NaNoWriMo is over, and I am happy to report that I am a proud winner, and possess another 50,000 words of fresh new writing! (That's about 50 pages, give or take, for those of you playing along on the home game.) Over the course of that writing, I've also been doing a lot of thinking, and of course, what I mean to do is share those thoughts with you here. All together now: "What have you been thinking about, Ang?"
Fun. I've been thinking about fun.
Let's go allllllll the way back to late 2014, when I concretely decided to self-publish the Novels of Aviario. I just checked, and somehow I never actually wrote a monumental blog post about this. It just ... happened (as so many creative things often do). One of my biggest reasons for deciding to self-publish, however, was because I wanted my writing to stay fun. I went to college intending to major in Creative Writing ... but my alma mater dropped it as a major right before I began, so it was English Lit with a Creative Writing minor for yours truly. Which meant that the majority of my time was spent on term papers about symbolism, literary criticism, thematic structure, and the stuffier nuts and bolts of great writing. I wrote about writing more than I actually did it, and after a while, writing started to feel like work.
To someone like me, that was the stuff of nightmares. So I left the first draft of what would become In The Cards alone for years, occasionally picking at it and hoping to make something of it, but mostly realizing that the stress of college had tainted writing with the ghost of a chore, the same way nicotine lingers on old furniture in a heavy smoker's home. Gross.

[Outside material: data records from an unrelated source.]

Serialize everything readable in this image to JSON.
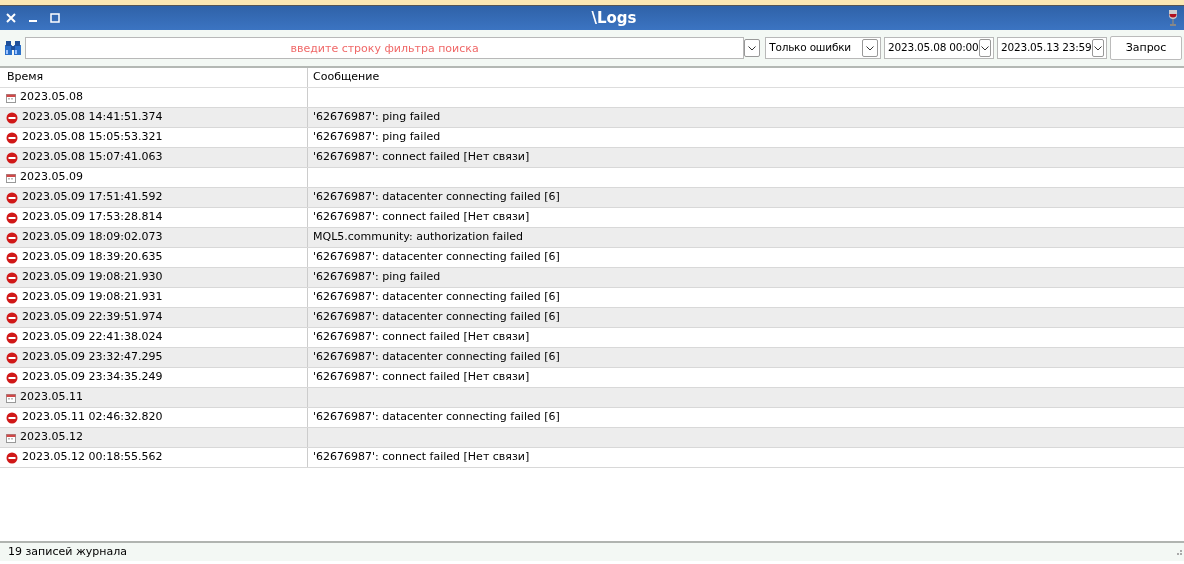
{
  "window": {
    "title": "\\Logs"
  },
  "toolbar": {
    "search": {
      "placeholder": "введите строку фильтра поиска"
    },
    "filter": "Только ошибки",
    "date_from": "2023.05.08 00:00",
    "date_to": "2023.05.13 23:59",
    "query_button": "Запрос"
  },
  "table": {
    "columns": [
      "Время",
      "Сообщение"
    ],
    "rows": [
      {
        "kind": "date",
        "time": "2023.05.08",
        "message": ""
      },
      {
        "kind": "error",
        "time": "2023.05.08 14:41:51.374",
        "message": "'62676987': ping failed"
      },
      {
        "kind": "error",
        "time": "2023.05.08 15:05:53.321",
        "message": "'62676987': ping failed"
      },
      {
        "kind": "error",
        "time": "2023.05.08 15:07:41.063",
        "message": "'62676987': connect failed [Нет связи]"
      },
      {
        "kind": "date",
        "time": "2023.05.09",
        "message": ""
      },
      {
        "kind": "error",
        "time": "2023.05.09 17:51:41.592",
        "message": "'62676987': datacenter connecting failed [6]"
      },
      {
        "kind": "error",
        "time": "2023.05.09 17:53:28.814",
        "message": "'62676987': connect failed [Нет связи]"
      },
      {
        "kind": "error",
        "time": "2023.05.09 18:09:02.073",
        "message": "MQL5.community: authorization failed"
      },
      {
        "kind": "error",
        "time": "2023.05.09 18:39:20.635",
        "message": "'62676987': datacenter connecting failed [6]"
      },
      {
        "kind": "error",
        "time": "2023.05.09 19:08:21.930",
        "message": "'62676987': ping failed"
      },
      {
        "kind": "error",
        "time": "2023.05.09 19:08:21.931",
        "message": "'62676987': datacenter connecting failed [6]"
      },
      {
        "kind": "error",
        "time": "2023.05.09 22:39:51.974",
        "message": "'62676987': datacenter connecting failed [6]"
      },
      {
        "kind": "error",
        "time": "2023.05.09 22:41:38.024",
        "message": "'62676987': connect failed [Нет связи]"
      },
      {
        "kind": "error",
        "time": "2023.05.09 23:32:47.295",
        "message": "'62676987': datacenter connecting failed [6]"
      },
      {
        "kind": "error",
        "time": "2023.05.09 23:34:35.249",
        "message": "'62676987': connect failed [Нет связи]"
      },
      {
        "kind": "date",
        "time": "2023.05.11",
        "message": ""
      },
      {
        "kind": "error",
        "time": "2023.05.11 02:46:32.820",
        "message": "'62676987': datacenter connecting failed [6]"
      },
      {
        "kind": "date",
        "time": "2023.05.12",
        "message": ""
      },
      {
        "kind": "error",
        "time": "2023.05.12 00:18:55.562",
        "message": "'62676987': connect failed [Нет связи]"
      }
    ]
  },
  "status_bar": "19 записей журнала"
}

It wasn't until those months in late 2014 - ten whole long years later - that I began to rediscover my writing, and that, hey! - it could still be just as fun as it was when I was using it as an escape from high school stress. Only, now, it was an escape from the stress of a job I was dissatisfied with. I poured my heart and soul into From the Desk of Buster Heywood, and magic happened. As Buster grew his spine, so did I. I started to fight for things that would make my job better, easier, less stressful. And I started expecting less fulfillment on a soul level, there: that sort of value came from my writing. Now, two years later, my job satisfaction level is much higher, because I ask for less from it on a personal level. I have two novels and a completed draft of the third to show for the process. But let's talk about that third novel.
The Proper Bearing was a gift to me from a very dear friend, who created its main character for a game I'd began long before I'd picked up my pen again. The game was meant to be a substitute for writing, at first, and now it has evolved into a supplement. (For those who wonder if tabletop games make good novels, look no further than Margaret Weis and Tracy Hickman's infamous "Dragonlance Chronicles" trilogy.) Nick's backstory and potential for development were so rich that I knew they'd make a great novel, and his creator was gracious enough to allow me to explore it. Along the way, what I thought were my loftiest goals for the novel became the biggest millstones around my neck: having a thoroughly detailed, horribly accurate setting in keeping with the United Kingdom in 1979, and making sure that Nick was absolutely, thoroughly, 100% how this dear friend would portray him, were we playing it out around a table. I stalled, about two-thirds of the way through, and absolutely loathed what I was writing.

Long story short (too late?), I remembered where the fun lay in my writing process. As soon as I did, the rest of the draft took off like a shot. I finished The Proper Bearing with ten days to spare, and started on another project just for fun ... but that's another story to be told another time.